Only 16% public education funding goes to poorest 20% learners: UNICEF report

The report was taken looking at the government's spending on pre-primary to secondary education in 102 countries
Pic credits: Edex Live
Pic credits: Edex Live

A report by UNICEF highlighted global educational inequality and stated that only 16% of public education funding goes to the poorest 20% of learners, while 28% goes to the richest 20%. UNICEF, in a report titled  Transforming Education with Equitable Financing, published on Tuesday, January 17, stated that children from the poorest households benefit the least from public education funding. The report was taken looking at the government's spending on pre-primary to secondary education in 102 countries. The Executive Director of UNICEF Catherine Russell, said, "We are failing children. Too many education systems around the world are investing the least in those children who need it the most," stated a report by IANS.

According to UNICEF, the inconsistency is most severe in low-income countries where students from the richest households receive more than six times as much public education spending as those from the poorest households. The richest students in middle-income nations like Cote d'Ivoire and Senegal receive about four times as much money for public education as the poorest students, according to Xinhua news agency. In high-income nations, the wealthy typically receive 1.1 to 1.6 times as much public education funding as the poorest citizens, with France and Uruguay benefiting from the highest gap.

 

To combat "learning poverty" UNICEF has urged for equitable finance. The analysis estimated that over 35 million primary school children can escape learning poverty with just a 1% point increase in the provision of public education resources to the poorest quintile of learners, as reported by IANS.
 

"Investing in the education of the poorest children is the most cost-effective way to ensure the future for children, communities and countries. True progress can only come when we invest in every child, everywhere," said Russell.

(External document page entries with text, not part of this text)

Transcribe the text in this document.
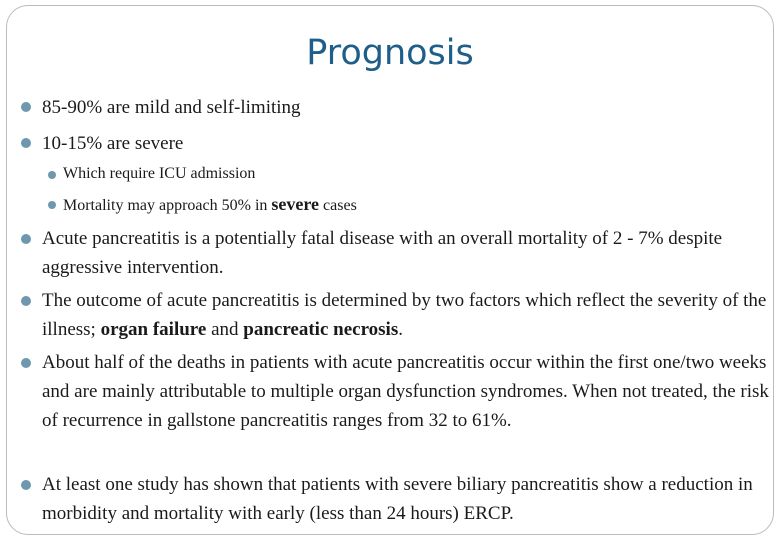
Prognosis
85-90% are mild and self-limiting
10-15% are severe
Which require ICU admission
Mortality may approach 50% in severe cases
Acute pancreatitis is a potentially fatal disease with an overall mortality of 2 - 7% despite aggressive intervention.
The outcome of acute pancreatitis is determined by two factors which reflect the severity of the illness; organ failure and pancreatic necrosis.
About half of the deaths in patients with acute pancreatitis occur within the first one/two weeks and are mainly attributable to multiple organ dysfunction syndromes. When not treated, the risk of recurrence in gallstone pancreatitis ranges from 32 to 61%.
At least one study has shown that patients with severe biliary pancreatitis show a reduction in morbidity and mortality with early (less than 24 hours) ERCP.
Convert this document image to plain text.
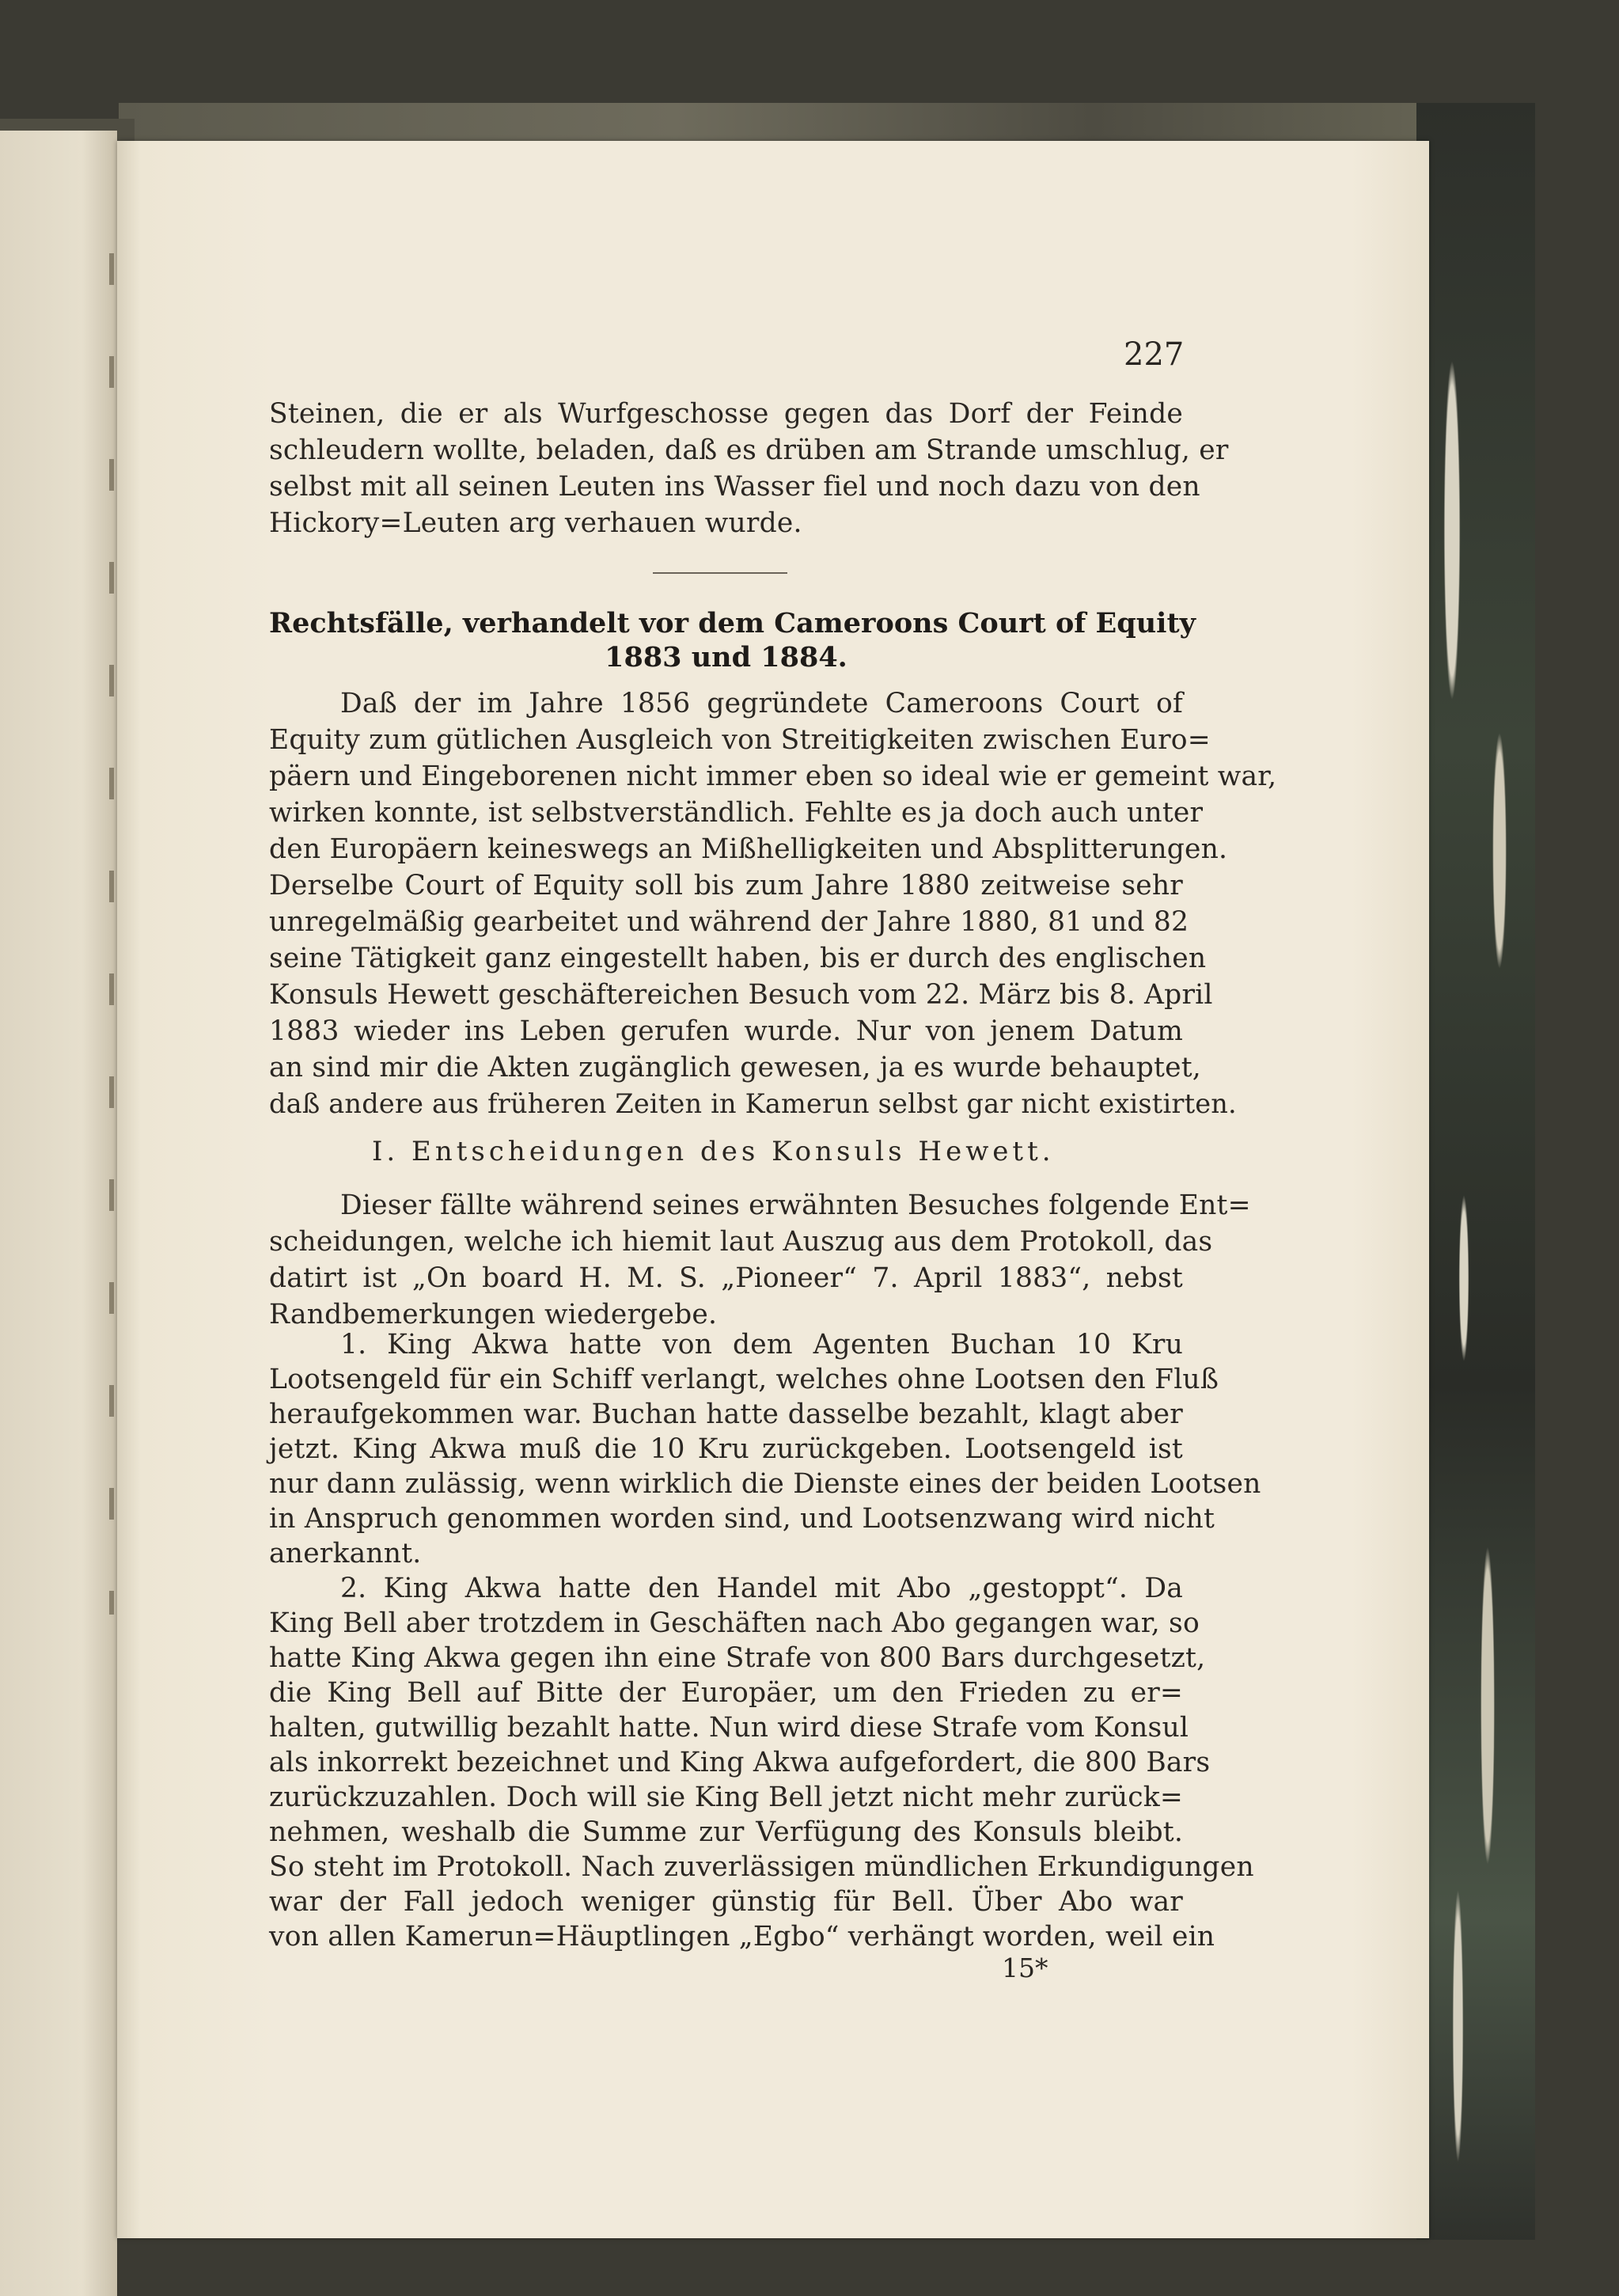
227
Steinen, die er als Wurfgeschosse gegen das Dorf der Feinde
schleudern wollte, beladen, daß es drüben am Strande umschlug, er
selbst mit all seinen Leuten ins Wasser fiel und noch dazu von den
Hickory=Leuten arg verhauen wurde.
Rechtsfälle, verhandelt vor dem Cameroons Court of Equity
1883 und 1884.
Daß der im Jahre 1856 gegründete Cameroons Court of
Equity zum gütlichen Ausgleich von Streitigkeiten zwischen Euro=
päern und Eingeborenen nicht immer eben so ideal wie er gemeint war,
wirken konnte, ist selbstverständlich. Fehlte es ja doch auch unter
den Europäern keineswegs an Mißhelligkeiten und Absplitterungen.
Derselbe Court of Equity soll bis zum Jahre 1880 zeitweise sehr
unregelmäßig gearbeitet und während der Jahre 1880, 81 und 82
seine Tätigkeit ganz eingestellt haben, bis er durch des englischen
Konsuls Hewett geschäftereichen Besuch vom 22. März bis 8. April
1883 wieder ins Leben gerufen wurde. Nur von jenem Datum
an sind mir die Akten zugänglich gewesen, ja es wurde behauptet,
daß andere aus früheren Zeiten in Kamerun selbst gar nicht existirten.
I. Entscheidungen des Konsuls Hewett.
Dieser fällte während seines erwähnten Besuches folgende Ent=
scheidungen, welche ich hiemit laut Auszug aus dem Protokoll, das
datirt ist „On board H. M. S. „Pioneer“ 7. April 1883“, nebst
Randbemerkungen wiedergebe.
1. King Akwa hatte von dem Agenten Buchan 10 Kru
Lootsengeld für ein Schiff verlangt, welches ohne Lootsen den Fluß
heraufgekommen war. Buchan hatte dasselbe bezahlt, klagt aber
jetzt. King Akwa muß die 10 Kru zurückgeben. Lootsengeld ist
nur dann zulässig, wenn wirklich die Dienste eines der beiden Lootsen
in Anspruch genommen worden sind, und Lootsenzwang wird nicht
anerkannt.
2. King Akwa hatte den Handel mit Abo „gestoppt“. Da
King Bell aber trotzdem in Geschäften nach Abo gegangen war, so
hatte King Akwa gegen ihn eine Strafe von 800 Bars durchgesetzt,
die King Bell auf Bitte der Europäer, um den Frieden zu er=
halten, gutwillig bezahlt hatte. Nun wird diese Strafe vom Konsul
als inkorrekt bezeichnet und King Akwa aufgefordert, die 800 Bars
zurückzuzahlen. Doch will sie King Bell jetzt nicht mehr zurück=
nehmen, weshalb die Summe zur Verfügung des Konsuls bleibt.
So steht im Protokoll. Nach zuverlässigen mündlichen Erkundigungen
war der Fall jedoch weniger günstig für Bell. Über Abo war
von allen Kamerun=Häuptlingen „Egbo“ verhängt worden, weil ein
15*
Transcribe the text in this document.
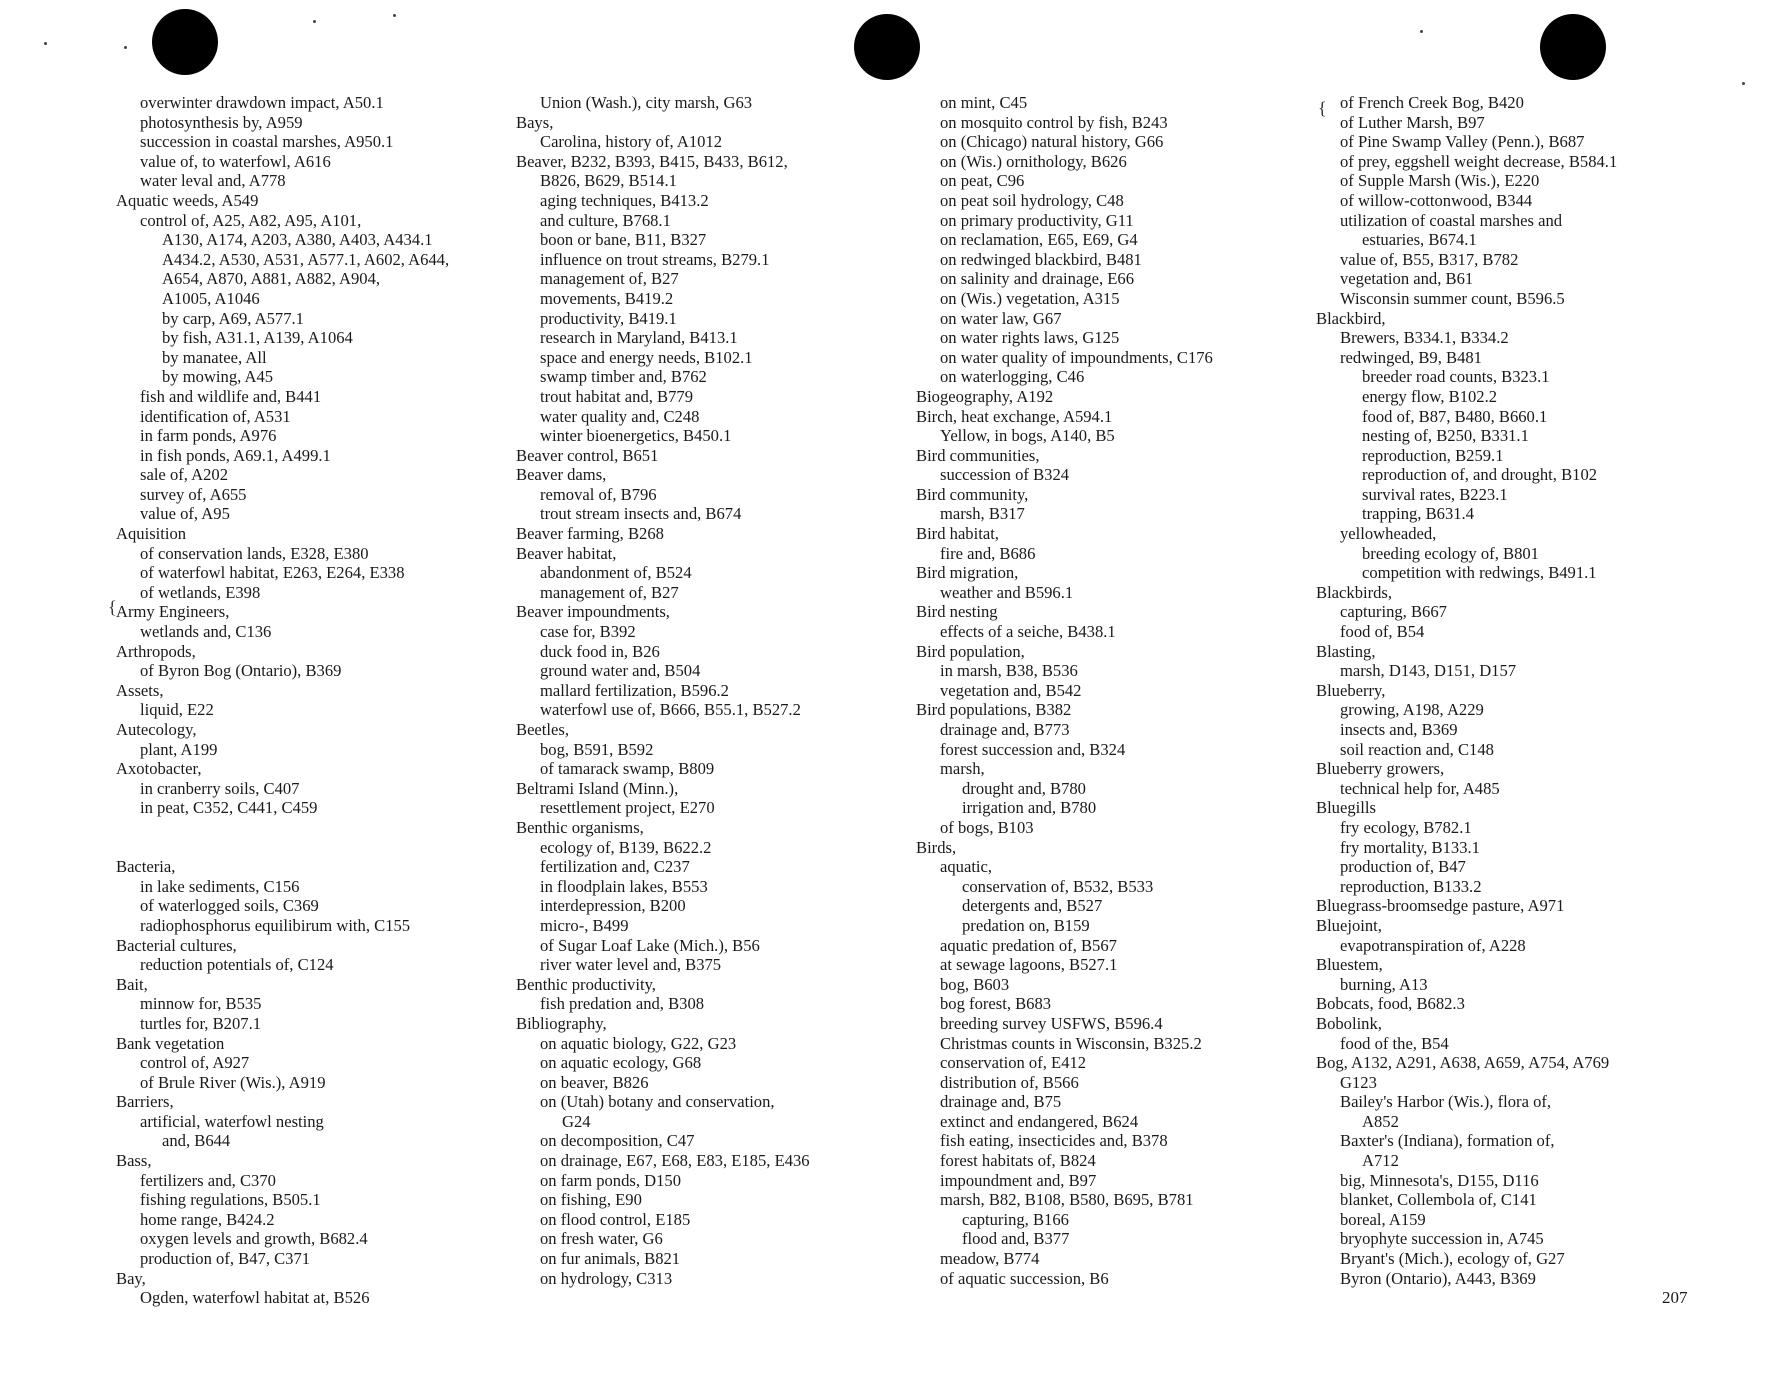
{
{
overwinter drawdown impact, A50.1
photosynthesis by, A959
succession in coastal marshes, A950.1
value of, to waterfowl, A616
water leval and, A778
Aquatic weeds, A549
control of, A25, A82, A95, A101,
A130, A174, A203, A380, A403, A434.1
A434.2, A530, A531, A577.1, A602, A644,
A654, A870, A881, A882, A904,
A1005, A1046
by carp, A69, A577.1
by fish, A31.1, A139, A1064
by manatee, All
by mowing, A45
fish and wildlife and, B441
identification of, A531
in farm ponds, A976
in fish ponds, A69.1, A499.1
sale of, A202
survey of, A655
value of, A95
Aquisition
of conservation lands, E328, E380
of waterfowl habitat, E263, E264, E338
of wetlands, E398
Army Engineers,
wetlands and, C136
Arthropods,
of Byron Bog (Ontario), B369
Assets,
liquid, E22
Autecology,
plant, A199
Axotobacter,
in cranberry soils, C407
in peat, C352, C441, C459
Bacteria,
in lake sediments, C156
of waterlogged soils, C369
radiophosphorus equilibirum with, C155
Bacterial cultures,
reduction potentials of, C124
Bait,
minnow for, B535
turtles for, B207.1
Bank vegetation
control of, A927
of Brule River (Wis.), A919
Barriers,
artificial, waterfowl nesting
and, B644
Bass,
fertilizers and, C370
fishing regulations, B505.1
home range, B424.2
oxygen levels and growth, B682.4
production of, B47, C371
Bay,
Ogden, waterfowl habitat at, B526
Union (Wash.), city marsh, G63
Bays,
Carolina, history of, A1012
Beaver, B232, B393, B415, B433, B612,
B826, B629, B514.1
aging techniques, B413.2
and culture, B768.1
boon or bane, B11, B327
influence on trout streams, B279.1
management of, B27
movements, B419.2
productivity, B419.1
research in Maryland, B413.1
space and energy needs, B102.1
swamp timber and, B762
trout habitat and, B779
water quality and, C248
winter bioenergetics, B450.1
Beaver control, B651
Beaver dams,
removal of, B796
trout stream insects and, B674
Beaver farming, B268
Beaver habitat,
abandonment of, B524
management of, B27
Beaver impoundments,
case for, B392
duck food in, B26
ground water and, B504
mallard fertilization, B596.2
waterfowl use of, B666, B55.1, B527.2
Beetles,
bog, B591, B592
of tamarack swamp, B809
Beltrami Island (Minn.),
resettlement project, E270
Benthic organisms,
ecology of, B139, B622.2
fertilization and, C237
in floodplain lakes, B553
interdepression, B200
micro-, B499
of Sugar Loaf Lake (Mich.), B56
river water level and, B375
Benthic productivity,
fish predation and, B308
Bibliography,
on aquatic biology, G22, G23
on aquatic ecology, G68
on beaver, B826
on (Utah) botany and conservation,
G24
on decomposition, C47
on drainage, E67, E68, E83, E185, E436
on farm ponds, D150
on fishing, E90
on flood control, E185
on fresh water, G6
on fur animals, B821
on hydrology, C313
on mint, C45
on mosquito control by fish, B243
on (Chicago) natural history, G66
on (Wis.) ornithology, B626
on peat, C96
on peat soil hydrology, C48
on primary productivity, G11
on reclamation, E65, E69, G4
on redwinged blackbird, B481
on salinity and drainage, E66
on (Wis.) vegetation, A315
on water law, G67
on water rights laws, G125
on water quality of impoundments, C176
on waterlogging, C46
Biogeography, A192
Birch, heat exchange, A594.1
Yellow, in bogs, A140, B5
Bird communities,
succession of B324
Bird community,
marsh, B317
Bird habitat,
fire and, B686
Bird migration,
weather and B596.1
Bird nesting
effects of a seiche, B438.1
Bird population,
in marsh, B38, B536
vegetation and, B542
Bird populations, B382
drainage and, B773
forest succession and, B324
marsh,
drought and, B780
irrigation and, B780
of bogs, B103
Birds,
aquatic,
conservation of, B532, B533
detergents and, B527
predation on, B159
aquatic predation of, B567
at sewage lagoons, B527.1
bog, B603
bog forest, B683
breeding survey USFWS, B596.4
Christmas counts in Wisconsin, B325.2
conservation of, E412
distribution of, B566
drainage and, B75
extinct and endangered, B624
fish eating, insecticides and, B378
forest habitats of, B824
impoundment and, B97
marsh, B82, B108, B580, B695, B781
capturing, B166
flood and, B377
meadow, B774
of aquatic succession, B6
of French Creek Bog, B420
of Luther Marsh, B97
of Pine Swamp Valley (Penn.), B687
of prey, eggshell weight decrease, B584.1
of Supple Marsh (Wis.), E220
of willow-cottonwood, B344
utilization of coastal marshes and
estuaries, B674.1
value of, B55, B317, B782
vegetation and, B61
Wisconsin summer count, B596.5
Blackbird,
Brewers, B334.1, B334.2
redwinged, B9, B481
breeder road counts, B323.1
energy flow, B102.2
food of, B87, B480, B660.1
nesting of, B250, B331.1
reproduction, B259.1
reproduction of, and drought, B102
survival rates, B223.1
trapping, B631.4
yellowheaded,
breeding ecology of, B801
competition with redwings, B491.1
Blackbirds,
capturing, B667
food of, B54
Blasting,
marsh, D143, D151, D157
Blueberry,
growing, A198, A229
insects and, B369
soil reaction and, C148
Blueberry growers,
technical help for, A485
Bluegills
fry ecology, B782.1
fry mortality, B133.1
production of, B47
reproduction, B133.2
Bluegrass-broomsedge pasture, A971
Bluejoint,
evapotranspiration of, A228
Bluestem,
burning, A13
Bobcats, food, B682.3
Bobolink,
food of the, B54
Bog, A132, A291, A638, A659, A754, A769
G123
Bailey's Harbor (Wis.), flora of,
A852
Baxter's (Indiana), formation of,
A712
big, Minnesota's, D155, D116
blanket, Collembola of, C141
boreal, A159
bryophyte succession in, A745
Bryant's (Mich.), ecology of, G27
Byron (Ontario), A443, B369
207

According to the study, children who live in poverty are less likely to attend school, leave school earlier and enroll in higher education, which has substantially higher public spending on education per capita. "Even before the COVID-19 pandemic, education systems across the world were largely failing children, with hundreds of millions of students attending school but not grasping basic reading and mathematics skills," it said, citing recent estimates that two-thirds of all 10-year-olds worldwide cannot read or understand a simple story, stated the IANS report.